Cronaca
Lunedì 05 Gennaio 2009
Caccia al cinghiale
In piedi alle sei
Sveglai presto e scarpinata nei boschi insieme a 26 uomini del comprensorio Prealpi per vedere da vicino quale passione anima i cacciatori. Uccisi due capi
Verso le sei e trenta l’auto - ancora gelida - accompagna gli uomini lungo il tragitto, fino al punto di ritrovo. Un saluto ai compagni di battuta; poi in ventisei ci si incammina per alcune centinaia di metri, fino alla “Croce dell’uomo” in località Piazza Santo Stefano, tra Maslianico e Cernobbio. Qui con cura si prepara la mappatura della zona, e si organizza la battuta.
«Ci dividiamo: ognuno ha i suoi compiti durante la caccia a questi ungulati, e anche dopo – spiega il caposquadra della battuta di ieri a pochissimi chilometri da Como, Carlo “Uccio” Cantaluppi -. Ci sono i battitori che si dispongono in fondo alla zona prescelta, muovendo rami e rovi e cercando in questo modo di stanare i cinghiali. Loro sono armati con una pistola calibro dodici; quelli con la carabina a colpo singolo, invece, risalgono l’area disposti come una sorta di rastrello, cercando in questo modo di passare al setaccio tutta la zona».
Imprigionati in questa doppia morsa, i cinghiali presenti nell’area non dovrebbero dunque avere scampo: «Nelle primissime ore della giornata ne abbiamo individuati un paio; domani mattina (oggi per chi legge) ci muoveremo per il recupero, con un cane da sangue per portare l’animale morto nella nostra cella frigorifera di Pellio Intelvi, dove ha sede il gruppo».
I cacciatori del comprensorio alpino Prealpi comasche si muovono sia in braccata che con la carabina, senza però l’uso dei cani: «Usiamo carabina e calibro dodici; i cani no, perché potrebbero disturbare altri animali. L’unico cane usato in questi casi è - come detto - quello da sangue, per procedere al recupero del cinghiale morto».
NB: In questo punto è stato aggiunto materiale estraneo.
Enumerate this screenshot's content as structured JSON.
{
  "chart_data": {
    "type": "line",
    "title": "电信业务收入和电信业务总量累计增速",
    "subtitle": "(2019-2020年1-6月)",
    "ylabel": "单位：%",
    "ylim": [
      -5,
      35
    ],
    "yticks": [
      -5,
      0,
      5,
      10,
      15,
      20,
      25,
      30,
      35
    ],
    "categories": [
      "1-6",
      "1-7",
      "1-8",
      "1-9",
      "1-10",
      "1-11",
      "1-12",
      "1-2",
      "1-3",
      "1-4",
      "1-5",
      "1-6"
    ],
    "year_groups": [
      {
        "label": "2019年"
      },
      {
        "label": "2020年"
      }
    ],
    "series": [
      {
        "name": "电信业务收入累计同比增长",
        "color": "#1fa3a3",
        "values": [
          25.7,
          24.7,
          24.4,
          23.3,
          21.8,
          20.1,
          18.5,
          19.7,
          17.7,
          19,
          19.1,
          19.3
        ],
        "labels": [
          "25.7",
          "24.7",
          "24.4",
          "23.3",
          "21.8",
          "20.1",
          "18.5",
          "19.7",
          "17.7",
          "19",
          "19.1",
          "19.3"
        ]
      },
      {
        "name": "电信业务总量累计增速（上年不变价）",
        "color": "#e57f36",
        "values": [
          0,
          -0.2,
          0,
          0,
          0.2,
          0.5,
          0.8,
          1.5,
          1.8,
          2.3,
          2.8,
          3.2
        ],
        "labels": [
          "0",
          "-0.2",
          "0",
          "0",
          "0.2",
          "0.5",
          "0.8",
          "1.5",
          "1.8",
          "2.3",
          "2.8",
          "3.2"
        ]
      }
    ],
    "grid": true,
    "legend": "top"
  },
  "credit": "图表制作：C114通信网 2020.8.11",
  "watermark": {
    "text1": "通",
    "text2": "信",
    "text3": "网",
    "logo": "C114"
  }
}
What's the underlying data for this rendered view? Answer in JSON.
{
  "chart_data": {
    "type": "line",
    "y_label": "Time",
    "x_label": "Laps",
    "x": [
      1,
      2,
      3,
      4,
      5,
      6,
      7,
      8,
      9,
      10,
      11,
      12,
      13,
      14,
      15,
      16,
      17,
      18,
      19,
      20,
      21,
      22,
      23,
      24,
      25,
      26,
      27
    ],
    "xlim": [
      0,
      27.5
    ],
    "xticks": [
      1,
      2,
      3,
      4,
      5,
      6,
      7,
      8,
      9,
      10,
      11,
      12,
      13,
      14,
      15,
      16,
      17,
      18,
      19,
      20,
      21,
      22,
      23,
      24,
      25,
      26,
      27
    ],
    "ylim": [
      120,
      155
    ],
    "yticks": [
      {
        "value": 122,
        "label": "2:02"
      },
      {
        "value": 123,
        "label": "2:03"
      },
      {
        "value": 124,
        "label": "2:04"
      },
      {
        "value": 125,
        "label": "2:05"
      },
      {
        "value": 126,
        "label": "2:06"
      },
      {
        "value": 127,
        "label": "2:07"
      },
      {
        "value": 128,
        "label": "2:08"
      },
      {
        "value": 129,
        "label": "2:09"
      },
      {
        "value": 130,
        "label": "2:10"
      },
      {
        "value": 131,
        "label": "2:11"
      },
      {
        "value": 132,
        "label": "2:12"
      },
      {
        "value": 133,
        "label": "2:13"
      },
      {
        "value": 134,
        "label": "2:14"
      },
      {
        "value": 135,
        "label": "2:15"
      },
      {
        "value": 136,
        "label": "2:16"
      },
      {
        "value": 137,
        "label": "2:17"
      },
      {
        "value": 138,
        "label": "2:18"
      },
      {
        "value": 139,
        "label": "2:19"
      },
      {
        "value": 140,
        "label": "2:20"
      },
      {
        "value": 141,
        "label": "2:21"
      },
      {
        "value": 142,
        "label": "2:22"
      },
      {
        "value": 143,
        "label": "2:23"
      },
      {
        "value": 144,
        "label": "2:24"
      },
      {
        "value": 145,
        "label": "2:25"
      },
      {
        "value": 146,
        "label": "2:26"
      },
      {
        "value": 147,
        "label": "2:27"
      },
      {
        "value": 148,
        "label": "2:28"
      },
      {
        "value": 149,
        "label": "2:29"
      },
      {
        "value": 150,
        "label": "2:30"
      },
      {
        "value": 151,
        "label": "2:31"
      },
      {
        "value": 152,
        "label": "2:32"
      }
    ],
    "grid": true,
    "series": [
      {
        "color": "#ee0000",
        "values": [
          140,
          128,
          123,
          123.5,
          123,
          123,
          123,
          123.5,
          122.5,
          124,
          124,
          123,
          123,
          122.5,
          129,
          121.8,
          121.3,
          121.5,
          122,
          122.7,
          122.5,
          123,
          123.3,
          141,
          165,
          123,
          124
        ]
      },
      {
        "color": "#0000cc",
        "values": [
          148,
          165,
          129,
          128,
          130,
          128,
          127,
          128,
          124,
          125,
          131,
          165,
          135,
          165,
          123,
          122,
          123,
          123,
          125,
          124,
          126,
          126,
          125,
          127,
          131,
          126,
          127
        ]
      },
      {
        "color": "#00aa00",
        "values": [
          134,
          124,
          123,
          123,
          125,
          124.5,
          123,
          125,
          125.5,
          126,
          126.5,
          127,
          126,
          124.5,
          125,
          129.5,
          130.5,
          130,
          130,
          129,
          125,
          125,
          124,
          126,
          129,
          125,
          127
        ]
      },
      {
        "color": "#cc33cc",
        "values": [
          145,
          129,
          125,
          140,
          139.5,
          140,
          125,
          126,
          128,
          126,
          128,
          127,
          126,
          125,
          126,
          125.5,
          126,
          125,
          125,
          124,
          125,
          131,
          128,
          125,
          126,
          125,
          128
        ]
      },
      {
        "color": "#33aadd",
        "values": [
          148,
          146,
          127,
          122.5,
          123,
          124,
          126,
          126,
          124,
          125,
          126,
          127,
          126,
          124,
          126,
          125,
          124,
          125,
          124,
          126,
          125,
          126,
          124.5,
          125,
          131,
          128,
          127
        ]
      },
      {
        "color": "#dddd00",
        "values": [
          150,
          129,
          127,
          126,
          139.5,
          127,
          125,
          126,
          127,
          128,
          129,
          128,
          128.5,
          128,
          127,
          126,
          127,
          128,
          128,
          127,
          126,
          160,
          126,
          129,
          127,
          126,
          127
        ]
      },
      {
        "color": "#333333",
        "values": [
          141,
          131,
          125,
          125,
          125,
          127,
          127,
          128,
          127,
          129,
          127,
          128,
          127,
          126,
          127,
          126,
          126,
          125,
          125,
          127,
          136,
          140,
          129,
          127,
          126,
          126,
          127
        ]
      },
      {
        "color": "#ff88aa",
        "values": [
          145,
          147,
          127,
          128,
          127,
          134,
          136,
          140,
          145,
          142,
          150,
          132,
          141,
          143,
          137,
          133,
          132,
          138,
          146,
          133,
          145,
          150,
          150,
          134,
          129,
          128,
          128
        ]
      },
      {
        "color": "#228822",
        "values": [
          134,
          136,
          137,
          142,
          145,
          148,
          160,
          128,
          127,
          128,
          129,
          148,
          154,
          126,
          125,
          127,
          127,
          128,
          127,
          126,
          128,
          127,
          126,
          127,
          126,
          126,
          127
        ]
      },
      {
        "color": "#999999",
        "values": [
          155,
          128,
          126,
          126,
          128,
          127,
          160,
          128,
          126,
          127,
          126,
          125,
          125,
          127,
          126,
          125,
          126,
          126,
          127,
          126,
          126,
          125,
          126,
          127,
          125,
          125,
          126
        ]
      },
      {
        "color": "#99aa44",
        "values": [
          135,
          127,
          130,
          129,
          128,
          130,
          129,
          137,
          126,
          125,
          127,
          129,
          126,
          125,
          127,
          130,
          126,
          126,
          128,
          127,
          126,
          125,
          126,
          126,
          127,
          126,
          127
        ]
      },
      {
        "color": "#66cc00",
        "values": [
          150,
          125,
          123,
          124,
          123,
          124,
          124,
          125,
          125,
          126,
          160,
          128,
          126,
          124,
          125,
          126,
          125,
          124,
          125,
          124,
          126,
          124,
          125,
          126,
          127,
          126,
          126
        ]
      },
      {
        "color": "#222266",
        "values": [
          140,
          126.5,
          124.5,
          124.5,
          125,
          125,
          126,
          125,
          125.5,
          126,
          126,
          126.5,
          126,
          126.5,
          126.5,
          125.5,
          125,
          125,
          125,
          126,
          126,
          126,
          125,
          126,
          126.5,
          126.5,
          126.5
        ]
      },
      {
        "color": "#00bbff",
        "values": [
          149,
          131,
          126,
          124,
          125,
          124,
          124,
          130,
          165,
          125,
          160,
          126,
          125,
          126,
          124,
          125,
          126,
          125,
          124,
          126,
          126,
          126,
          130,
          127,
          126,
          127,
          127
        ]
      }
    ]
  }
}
Sport, hobby, divertimento, passione. I cacciatori però rimarcano anche l’utilità di queste battute: «Noi teniamo sotto controllo la presenza dei cinghiali sul territorio; normalmente infatti ci muoviamo in zone in cui gli ungulati hanno compiuto danni anche seri, e comunque sempre su indicazione dell’amministrazione provinciale».
Una volta abbattuto il cinghiale, normalmente la sua carcassa viene macellata in parti il più possibili uguali tra loro, e distribuito a tutti i partecipanti alla battuta: «Fino a fine gennaio abbiamo ancora in programma un appuntamento settimanale; chi è abilitato si può aggregare a noi».
Se sopra Como erano in ventisei, ieri mattina, a inseguire branchi di cinghiali, nei pressi di Barni erano invece solo due i cacciatori impegnati con la carabina a braccare questi grossi mammiferi. Uno è Maurizio Merzario di Civenna; anche qui un ungulato è alla fine caduto sotto i colpi del fucile: «L’abbiamo preso in mattinata, e poi abbiamo proseguito la caccia fino a sera; eravamo in due – spiega Merzario -. Utilizzavamo la carabina a colpo singolo».
La caccia al cinghiale, insomma, è protagonista - in questi primi giorni di gennaio - tra i monti del Triangolo Lariano, al di là del gelo che stringe i monti nella sua morsa, e delle tante polemiche che hanno avvelenato l’aria in questi ultimi mesi.